A redução de açúcar tornou-se um dos principais motores de inovação na indústria de lácteos.
Mudanças nas diretrizes alimentares e no comportamento do consumidor estão levando fabricantes a reformular produtos e explorar novos formatos que combinem menor teor de açúcar, alto valor nutricional e experiência sensorial satisfatória.
As Dietary Guidelines for Americans 2025-2030, divulgadas em janeiro pelos departamentos de Saúde e Agricultura dos Estados Unidos, colocam o tema no centro das recomendações alimentares. As diretrizes orientam a priorização de alimentos nutritivos, como proteínas, lácteos, frutas, vegetais e grãos integrais, além de limitar alimentos altamente processados e açúcares adicionados. O documento também recomenda que o consumo de açúcar adicionado não ultrapasse 10 gramas por refeição.
Esse cenário coincide com uma mudança clara no comportamento do consumidor. Dados da Cargill indicam que 40% dos consumidores afirmam evitar açúcar ativamente, enquanto 37% dizem verificar rótulos especificamente para evitar esse ingrediente. Ao mesmo tempo, cresce o ceticismo em relação a adoçantes artificiais, o que leva fabricantes a buscar soluções naturais ou reformulações estruturais.
Nesse contexto, os lácteos aparecem em posição estratégica. Muitos produtos lácteos já apresentam baixo teor de açúcar adicionado, o que facilita reformulações que mantêm sabor e textura utilizando proteínas e gorduras do próprio leite. Além disso, produtos fermentados podem reduzir naturalmente o açúcar presente durante o processo de fermentação.
A tendência também favorece formatos integrais, como iogurtes, cremes para café e sorvetes. O teor de gordura nesses produtos contribui para textura e sensação cremosa, reduzindo a necessidade de agentes estruturantes quando o açúcar é diminuído. Para a indústria, isso simplifica o desenvolvimento de produtos com menos açúcar sem comprometer a experiência sensorial esperada pelo consumidor.

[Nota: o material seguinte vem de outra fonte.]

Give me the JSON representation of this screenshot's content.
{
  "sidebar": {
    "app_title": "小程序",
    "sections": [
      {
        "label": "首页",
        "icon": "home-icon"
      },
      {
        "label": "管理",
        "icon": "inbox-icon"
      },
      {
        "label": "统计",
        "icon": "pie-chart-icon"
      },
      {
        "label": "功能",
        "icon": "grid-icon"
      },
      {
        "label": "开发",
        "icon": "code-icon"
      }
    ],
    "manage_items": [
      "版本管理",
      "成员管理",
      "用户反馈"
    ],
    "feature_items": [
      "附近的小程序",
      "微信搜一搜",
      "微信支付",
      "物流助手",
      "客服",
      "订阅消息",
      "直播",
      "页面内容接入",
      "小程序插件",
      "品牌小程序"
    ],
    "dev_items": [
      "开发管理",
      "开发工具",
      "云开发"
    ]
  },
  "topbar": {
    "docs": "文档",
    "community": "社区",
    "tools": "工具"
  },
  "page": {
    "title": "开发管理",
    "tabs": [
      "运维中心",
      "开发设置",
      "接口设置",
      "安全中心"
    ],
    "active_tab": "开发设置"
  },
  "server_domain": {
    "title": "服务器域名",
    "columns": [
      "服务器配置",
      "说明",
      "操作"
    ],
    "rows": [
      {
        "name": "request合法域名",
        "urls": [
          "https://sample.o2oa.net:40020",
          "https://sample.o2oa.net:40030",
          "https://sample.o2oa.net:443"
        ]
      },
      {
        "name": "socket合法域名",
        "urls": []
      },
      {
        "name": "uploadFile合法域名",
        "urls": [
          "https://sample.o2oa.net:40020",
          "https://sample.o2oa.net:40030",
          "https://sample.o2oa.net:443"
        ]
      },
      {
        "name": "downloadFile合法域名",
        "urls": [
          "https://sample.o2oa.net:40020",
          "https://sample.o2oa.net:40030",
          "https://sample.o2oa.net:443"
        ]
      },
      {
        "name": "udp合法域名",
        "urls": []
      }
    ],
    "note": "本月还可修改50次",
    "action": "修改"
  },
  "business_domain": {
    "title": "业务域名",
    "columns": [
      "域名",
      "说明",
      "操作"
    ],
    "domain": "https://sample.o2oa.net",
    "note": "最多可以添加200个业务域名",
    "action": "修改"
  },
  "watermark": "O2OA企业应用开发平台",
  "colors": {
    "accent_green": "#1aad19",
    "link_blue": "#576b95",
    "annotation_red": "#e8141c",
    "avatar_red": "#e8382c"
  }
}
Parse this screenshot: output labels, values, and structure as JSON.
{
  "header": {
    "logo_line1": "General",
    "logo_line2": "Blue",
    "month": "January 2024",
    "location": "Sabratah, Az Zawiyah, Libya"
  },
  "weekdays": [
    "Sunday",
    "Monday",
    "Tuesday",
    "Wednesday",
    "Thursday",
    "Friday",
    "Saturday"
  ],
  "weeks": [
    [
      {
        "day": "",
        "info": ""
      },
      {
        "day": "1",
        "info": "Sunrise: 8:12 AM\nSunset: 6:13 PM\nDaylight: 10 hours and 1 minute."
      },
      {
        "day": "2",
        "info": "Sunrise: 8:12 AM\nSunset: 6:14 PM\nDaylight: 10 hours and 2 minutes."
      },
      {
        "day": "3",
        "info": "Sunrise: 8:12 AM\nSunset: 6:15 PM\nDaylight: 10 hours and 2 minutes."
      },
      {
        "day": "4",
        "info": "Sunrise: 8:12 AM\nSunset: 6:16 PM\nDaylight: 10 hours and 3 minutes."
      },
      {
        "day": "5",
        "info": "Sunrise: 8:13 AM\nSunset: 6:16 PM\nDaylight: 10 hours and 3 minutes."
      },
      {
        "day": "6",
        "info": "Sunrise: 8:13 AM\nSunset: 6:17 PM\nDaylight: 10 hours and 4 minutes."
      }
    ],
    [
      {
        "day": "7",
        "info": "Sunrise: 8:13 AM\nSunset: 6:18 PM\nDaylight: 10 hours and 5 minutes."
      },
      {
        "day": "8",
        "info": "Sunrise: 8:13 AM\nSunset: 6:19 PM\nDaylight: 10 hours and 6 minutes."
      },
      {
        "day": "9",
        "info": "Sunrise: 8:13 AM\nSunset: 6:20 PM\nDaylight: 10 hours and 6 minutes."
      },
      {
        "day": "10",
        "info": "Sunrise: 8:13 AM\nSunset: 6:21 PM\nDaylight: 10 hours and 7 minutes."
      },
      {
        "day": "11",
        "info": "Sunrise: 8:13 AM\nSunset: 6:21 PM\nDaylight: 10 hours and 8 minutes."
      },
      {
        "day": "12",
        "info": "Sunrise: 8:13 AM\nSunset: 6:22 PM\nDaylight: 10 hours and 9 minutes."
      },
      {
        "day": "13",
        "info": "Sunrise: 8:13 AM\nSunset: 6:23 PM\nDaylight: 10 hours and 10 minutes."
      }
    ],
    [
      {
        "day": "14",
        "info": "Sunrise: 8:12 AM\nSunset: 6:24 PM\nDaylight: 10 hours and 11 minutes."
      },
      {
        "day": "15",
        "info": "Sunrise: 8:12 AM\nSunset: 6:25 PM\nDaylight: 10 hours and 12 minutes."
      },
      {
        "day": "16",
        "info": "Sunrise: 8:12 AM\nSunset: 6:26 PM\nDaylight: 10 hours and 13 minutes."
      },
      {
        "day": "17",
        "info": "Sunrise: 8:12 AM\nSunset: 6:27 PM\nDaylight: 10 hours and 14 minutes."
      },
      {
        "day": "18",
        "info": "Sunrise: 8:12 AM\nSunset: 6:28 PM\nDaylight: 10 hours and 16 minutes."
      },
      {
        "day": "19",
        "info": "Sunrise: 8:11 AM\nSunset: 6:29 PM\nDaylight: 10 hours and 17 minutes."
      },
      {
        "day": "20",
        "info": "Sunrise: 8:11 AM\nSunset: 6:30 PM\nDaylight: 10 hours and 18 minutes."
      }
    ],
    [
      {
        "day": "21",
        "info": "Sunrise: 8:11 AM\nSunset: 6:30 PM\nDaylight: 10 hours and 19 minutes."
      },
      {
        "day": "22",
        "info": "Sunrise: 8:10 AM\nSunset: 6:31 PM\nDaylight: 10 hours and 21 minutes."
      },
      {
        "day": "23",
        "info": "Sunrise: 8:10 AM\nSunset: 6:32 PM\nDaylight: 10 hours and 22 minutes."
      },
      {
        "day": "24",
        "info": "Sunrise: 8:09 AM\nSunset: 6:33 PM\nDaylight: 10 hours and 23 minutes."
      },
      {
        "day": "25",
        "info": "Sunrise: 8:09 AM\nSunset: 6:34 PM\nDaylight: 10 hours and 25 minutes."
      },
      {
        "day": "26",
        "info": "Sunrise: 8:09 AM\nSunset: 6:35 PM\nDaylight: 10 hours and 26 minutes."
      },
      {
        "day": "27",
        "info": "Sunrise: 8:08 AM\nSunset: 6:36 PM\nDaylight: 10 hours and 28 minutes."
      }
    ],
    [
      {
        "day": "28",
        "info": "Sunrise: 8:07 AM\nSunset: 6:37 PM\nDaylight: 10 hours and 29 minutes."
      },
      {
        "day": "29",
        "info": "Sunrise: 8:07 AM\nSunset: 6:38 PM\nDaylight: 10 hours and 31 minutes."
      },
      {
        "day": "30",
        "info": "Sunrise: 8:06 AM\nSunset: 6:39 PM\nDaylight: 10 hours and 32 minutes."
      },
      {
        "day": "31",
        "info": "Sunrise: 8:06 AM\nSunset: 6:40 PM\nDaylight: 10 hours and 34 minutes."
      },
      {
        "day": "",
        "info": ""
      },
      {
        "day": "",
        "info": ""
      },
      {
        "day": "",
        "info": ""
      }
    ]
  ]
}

No entanto, reduzir açúcar em lácteos não é uma substituição direta de ingredientes. Especialistas destacam que a reformulação exige uma abordagem sistêmica, pois o açúcar influencia diversos aspectos da formulação, incluindo sabor, intensidade da doçura, corpo e textura. Variáveis como proteína, gordura e temperatura de consumo também afetam a percepção de doçura.
Por isso, fabricantes recorrem a combinações de ingredientes. Entre as alternativas citadas estão adoçantes naturais como stevia e monk fruit, fibras fermentáveis como inulina, e ingredientes de volume com baixo ou zero caloria, como eritritol e alulose. Esses componentes ajudam a reconstruir textura e sabor quando o açúcar é reduzido.
Outro fator que reforça essa tendência é o crescimento do uso de medicamentos da classe GLP-1, associados ao controle de peso. Consumidores que utilizam esses tratamentos tendem a priorizar alimentos ricos em proteína, densos em nutrientes e com baixo teor de açúcar adicionado. Segundo dados apresentados no IDFA Dairy Forum, 4% dos consumidores nos Estados Unidos utilizam agonistas de receptor GLP-1, e essa participação pode alcançar entre 9% e 12% da população até 2030.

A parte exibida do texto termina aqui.